Wednesday, November 19, 2014

Art + Writing

Zach Stoller over at Thomas Elementary Art wrote this post about writing in the art room, and it got me thinking about how I've incorporated more and more writing this year.  I keep some "When I did this project I learned" sheets ready to go in a box in my room, and we'll often add then to the bottom of our projects because I really do think it's super valuable to see what students learned written out in their own handwriting.  Sometimes we use a mad libs sort of prompt on the smartboard, like the writing we did here for our Animals on our Heads:



Or this sort of prompt writing from fifth grade, who's finally finishing up themselves-as-president portraits:

Hard to read,  but it says: "President Smith was president from 2046-2054.  During his
presidency he went to the moon, Helped 7036 poor familys get food,
invented the first solar computer car and a lot more!"

"President Rumsey was president from 2046-2054.  During his presidency
he gave world peace, stoped world hunger and stoped all wars."
And some more fifth grade work because it's so very good:

In a nutshell: she stopped world hunger and was a famous, well-liked president.

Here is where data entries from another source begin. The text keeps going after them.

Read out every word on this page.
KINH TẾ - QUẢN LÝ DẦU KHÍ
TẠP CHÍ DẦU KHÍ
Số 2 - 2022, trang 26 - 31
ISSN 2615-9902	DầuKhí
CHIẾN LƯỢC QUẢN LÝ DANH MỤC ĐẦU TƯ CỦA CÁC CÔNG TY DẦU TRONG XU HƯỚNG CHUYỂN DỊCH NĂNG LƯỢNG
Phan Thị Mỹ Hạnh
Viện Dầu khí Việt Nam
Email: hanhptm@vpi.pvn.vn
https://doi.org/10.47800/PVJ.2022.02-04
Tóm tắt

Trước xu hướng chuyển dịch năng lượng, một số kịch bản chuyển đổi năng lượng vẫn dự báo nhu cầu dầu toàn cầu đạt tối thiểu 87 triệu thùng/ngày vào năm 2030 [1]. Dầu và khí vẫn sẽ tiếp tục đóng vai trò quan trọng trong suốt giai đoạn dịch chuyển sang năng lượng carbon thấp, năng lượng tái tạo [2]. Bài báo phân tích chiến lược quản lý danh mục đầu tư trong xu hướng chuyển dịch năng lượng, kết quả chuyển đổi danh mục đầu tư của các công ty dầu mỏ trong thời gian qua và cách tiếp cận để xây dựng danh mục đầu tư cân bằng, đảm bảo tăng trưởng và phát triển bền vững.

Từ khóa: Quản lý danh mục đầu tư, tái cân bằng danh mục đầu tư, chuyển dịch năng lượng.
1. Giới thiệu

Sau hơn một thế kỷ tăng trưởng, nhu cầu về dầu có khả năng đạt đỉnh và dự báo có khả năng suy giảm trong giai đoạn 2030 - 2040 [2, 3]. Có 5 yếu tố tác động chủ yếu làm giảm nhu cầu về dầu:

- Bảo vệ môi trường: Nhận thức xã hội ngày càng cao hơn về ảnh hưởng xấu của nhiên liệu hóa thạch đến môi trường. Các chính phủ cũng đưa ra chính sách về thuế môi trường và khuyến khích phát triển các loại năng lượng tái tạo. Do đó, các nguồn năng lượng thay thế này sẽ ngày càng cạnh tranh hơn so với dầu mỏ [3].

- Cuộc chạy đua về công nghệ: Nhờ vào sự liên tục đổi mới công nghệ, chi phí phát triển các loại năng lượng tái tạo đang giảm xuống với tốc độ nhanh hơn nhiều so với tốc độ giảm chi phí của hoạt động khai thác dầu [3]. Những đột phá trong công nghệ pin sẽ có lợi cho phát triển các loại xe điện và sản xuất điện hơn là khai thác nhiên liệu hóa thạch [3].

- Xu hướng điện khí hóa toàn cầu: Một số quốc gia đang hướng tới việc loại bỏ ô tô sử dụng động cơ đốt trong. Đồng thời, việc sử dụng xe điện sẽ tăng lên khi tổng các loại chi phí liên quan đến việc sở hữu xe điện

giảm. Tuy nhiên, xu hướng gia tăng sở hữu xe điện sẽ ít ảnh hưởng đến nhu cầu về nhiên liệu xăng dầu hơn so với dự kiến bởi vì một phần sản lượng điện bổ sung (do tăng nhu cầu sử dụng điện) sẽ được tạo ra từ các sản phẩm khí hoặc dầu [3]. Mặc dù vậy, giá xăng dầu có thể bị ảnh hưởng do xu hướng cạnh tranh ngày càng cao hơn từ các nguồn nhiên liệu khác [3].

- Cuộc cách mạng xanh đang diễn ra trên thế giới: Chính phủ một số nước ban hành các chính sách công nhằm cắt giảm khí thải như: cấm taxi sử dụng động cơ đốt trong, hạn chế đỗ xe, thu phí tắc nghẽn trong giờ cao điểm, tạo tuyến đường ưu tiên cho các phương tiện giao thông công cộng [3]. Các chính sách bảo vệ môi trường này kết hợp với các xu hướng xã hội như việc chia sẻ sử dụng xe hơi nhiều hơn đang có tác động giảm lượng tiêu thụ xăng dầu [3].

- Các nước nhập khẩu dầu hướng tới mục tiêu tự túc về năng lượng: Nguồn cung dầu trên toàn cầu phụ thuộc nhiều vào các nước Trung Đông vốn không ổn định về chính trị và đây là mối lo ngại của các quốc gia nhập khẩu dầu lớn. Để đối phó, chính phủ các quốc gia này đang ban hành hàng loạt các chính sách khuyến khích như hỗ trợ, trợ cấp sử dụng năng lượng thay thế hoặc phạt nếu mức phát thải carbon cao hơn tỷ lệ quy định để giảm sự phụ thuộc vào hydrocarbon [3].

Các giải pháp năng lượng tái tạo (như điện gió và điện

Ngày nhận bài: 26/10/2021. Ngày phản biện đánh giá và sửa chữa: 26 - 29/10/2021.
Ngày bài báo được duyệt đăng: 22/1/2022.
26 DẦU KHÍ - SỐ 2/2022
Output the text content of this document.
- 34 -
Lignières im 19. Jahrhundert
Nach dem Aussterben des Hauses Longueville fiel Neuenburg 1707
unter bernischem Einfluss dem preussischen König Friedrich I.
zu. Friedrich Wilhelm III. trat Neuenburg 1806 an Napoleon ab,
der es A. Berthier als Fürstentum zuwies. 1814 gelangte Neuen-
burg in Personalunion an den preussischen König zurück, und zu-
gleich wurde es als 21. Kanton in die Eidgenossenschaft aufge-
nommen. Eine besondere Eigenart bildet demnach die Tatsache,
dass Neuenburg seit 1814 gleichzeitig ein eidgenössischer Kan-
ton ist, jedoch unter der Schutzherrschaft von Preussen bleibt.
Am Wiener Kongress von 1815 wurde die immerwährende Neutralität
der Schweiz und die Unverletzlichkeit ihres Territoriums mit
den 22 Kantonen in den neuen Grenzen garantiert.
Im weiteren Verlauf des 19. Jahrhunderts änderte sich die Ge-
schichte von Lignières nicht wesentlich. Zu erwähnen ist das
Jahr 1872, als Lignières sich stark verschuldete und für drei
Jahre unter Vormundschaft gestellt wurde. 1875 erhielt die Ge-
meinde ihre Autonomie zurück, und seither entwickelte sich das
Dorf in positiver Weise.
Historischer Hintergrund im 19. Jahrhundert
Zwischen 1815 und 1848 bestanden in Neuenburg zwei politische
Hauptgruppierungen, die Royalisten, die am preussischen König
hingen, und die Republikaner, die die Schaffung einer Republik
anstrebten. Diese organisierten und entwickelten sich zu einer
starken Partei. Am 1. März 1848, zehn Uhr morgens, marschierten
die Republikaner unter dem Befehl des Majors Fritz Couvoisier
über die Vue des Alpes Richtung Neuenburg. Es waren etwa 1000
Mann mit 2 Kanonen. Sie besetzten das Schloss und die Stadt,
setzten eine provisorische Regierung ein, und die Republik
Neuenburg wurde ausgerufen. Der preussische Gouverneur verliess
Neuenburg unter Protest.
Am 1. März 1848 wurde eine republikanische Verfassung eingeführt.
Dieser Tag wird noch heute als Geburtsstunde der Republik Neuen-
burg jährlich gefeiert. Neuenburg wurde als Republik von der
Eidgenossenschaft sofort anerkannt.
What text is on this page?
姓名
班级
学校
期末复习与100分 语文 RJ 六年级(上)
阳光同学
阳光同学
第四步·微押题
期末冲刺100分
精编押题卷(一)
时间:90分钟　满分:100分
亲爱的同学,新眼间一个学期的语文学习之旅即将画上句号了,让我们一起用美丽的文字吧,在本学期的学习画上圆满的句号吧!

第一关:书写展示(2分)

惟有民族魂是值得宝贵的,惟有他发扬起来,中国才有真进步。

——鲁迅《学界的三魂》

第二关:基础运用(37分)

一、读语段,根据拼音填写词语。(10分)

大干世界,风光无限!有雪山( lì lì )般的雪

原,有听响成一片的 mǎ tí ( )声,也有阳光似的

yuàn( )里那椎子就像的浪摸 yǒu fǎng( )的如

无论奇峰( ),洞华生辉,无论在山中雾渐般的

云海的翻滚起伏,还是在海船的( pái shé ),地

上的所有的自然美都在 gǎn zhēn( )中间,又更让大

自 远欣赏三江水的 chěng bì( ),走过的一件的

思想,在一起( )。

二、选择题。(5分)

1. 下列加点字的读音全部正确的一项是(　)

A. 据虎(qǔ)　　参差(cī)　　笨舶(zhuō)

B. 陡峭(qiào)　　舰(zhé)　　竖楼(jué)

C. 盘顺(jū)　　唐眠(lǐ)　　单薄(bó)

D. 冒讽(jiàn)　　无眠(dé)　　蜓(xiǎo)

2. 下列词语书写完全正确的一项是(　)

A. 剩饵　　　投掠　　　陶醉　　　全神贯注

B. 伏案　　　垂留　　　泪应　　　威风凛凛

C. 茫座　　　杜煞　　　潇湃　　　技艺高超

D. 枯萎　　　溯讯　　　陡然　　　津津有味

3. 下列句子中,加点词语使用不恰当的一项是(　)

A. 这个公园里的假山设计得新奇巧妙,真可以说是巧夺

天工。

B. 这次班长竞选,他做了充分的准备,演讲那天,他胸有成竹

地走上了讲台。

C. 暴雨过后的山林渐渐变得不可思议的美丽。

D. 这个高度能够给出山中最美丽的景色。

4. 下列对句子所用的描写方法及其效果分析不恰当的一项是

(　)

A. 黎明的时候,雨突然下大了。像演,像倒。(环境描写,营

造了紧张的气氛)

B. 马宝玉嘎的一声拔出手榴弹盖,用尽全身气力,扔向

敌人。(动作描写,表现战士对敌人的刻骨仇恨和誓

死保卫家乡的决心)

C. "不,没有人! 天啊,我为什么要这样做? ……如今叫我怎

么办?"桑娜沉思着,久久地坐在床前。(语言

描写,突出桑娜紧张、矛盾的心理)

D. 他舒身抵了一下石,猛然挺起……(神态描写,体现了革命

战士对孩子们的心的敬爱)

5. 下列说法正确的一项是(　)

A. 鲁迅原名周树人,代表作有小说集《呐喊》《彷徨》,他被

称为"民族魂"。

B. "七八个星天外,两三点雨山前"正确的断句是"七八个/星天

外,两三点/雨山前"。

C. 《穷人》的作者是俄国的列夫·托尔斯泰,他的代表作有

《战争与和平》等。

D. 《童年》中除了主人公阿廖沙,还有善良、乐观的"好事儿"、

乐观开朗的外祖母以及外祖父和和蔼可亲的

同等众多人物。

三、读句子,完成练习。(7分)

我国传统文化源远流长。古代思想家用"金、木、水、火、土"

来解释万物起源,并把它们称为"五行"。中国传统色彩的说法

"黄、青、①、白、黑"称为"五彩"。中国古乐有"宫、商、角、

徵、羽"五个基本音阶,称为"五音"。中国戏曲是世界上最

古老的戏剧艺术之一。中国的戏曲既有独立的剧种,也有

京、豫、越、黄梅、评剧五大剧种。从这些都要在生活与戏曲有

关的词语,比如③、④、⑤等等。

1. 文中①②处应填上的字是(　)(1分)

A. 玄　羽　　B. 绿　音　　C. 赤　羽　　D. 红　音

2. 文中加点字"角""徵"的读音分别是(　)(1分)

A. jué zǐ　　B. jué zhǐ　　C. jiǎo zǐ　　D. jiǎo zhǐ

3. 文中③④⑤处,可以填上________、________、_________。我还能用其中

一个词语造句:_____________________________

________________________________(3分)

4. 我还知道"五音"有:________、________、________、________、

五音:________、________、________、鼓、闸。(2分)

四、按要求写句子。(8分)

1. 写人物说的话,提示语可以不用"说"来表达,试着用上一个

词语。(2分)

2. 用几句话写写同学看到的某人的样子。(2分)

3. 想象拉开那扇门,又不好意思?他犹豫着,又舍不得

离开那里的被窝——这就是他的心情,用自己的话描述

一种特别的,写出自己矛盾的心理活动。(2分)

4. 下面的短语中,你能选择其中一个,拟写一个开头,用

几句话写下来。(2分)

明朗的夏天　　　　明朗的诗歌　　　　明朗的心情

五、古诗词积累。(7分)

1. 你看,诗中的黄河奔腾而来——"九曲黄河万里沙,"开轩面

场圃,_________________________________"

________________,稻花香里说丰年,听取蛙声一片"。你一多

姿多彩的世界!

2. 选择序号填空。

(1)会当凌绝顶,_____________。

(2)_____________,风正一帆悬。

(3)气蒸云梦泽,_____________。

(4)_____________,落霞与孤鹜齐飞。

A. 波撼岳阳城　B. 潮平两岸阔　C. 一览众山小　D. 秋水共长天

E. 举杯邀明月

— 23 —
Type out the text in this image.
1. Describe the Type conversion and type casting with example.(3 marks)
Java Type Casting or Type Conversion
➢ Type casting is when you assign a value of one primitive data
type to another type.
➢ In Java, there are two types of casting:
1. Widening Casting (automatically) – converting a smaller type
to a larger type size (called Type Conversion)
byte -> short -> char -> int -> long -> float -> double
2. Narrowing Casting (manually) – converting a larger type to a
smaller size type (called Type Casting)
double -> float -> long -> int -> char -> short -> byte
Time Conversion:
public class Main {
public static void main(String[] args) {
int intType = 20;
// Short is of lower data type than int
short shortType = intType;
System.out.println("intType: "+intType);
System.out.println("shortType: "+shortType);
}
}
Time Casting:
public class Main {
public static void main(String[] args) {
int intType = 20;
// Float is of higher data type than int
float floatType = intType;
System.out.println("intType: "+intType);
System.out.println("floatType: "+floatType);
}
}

He helped people who needed help.  He gave money to people that
needed it to buy stuff.

She was very busy! She saved pandas from extinction,ended poverty,
ended world hunger, sent all males to Jupiter (!), gave scholarships
to girls and "was the best prsident America ever had."

She improved school food (making it "better, not as gressy"),
made homeless shelters bigger, and made "maturtie leave longer than 6 weeks."
(I used the maternity leave example in my explanation to them about what I would do.)

I love portions of this one:
". . .she ended wars very mean.  She also made world peace.
She became the best president in the hole intiver univers."

A portion reads: "She found a cure for cancer, ended poorness, and made it a law to bully.
She was a fantastic president."
As for spelling, it never bothers me if it's "inventive."  Spelling is hard! And so not my job to be the spelling police. Don't you remember how tricky spelling was in elementary school?  I found it impossible.
Writing and art go so well together, I don't do it with every project, but I do it with many of them.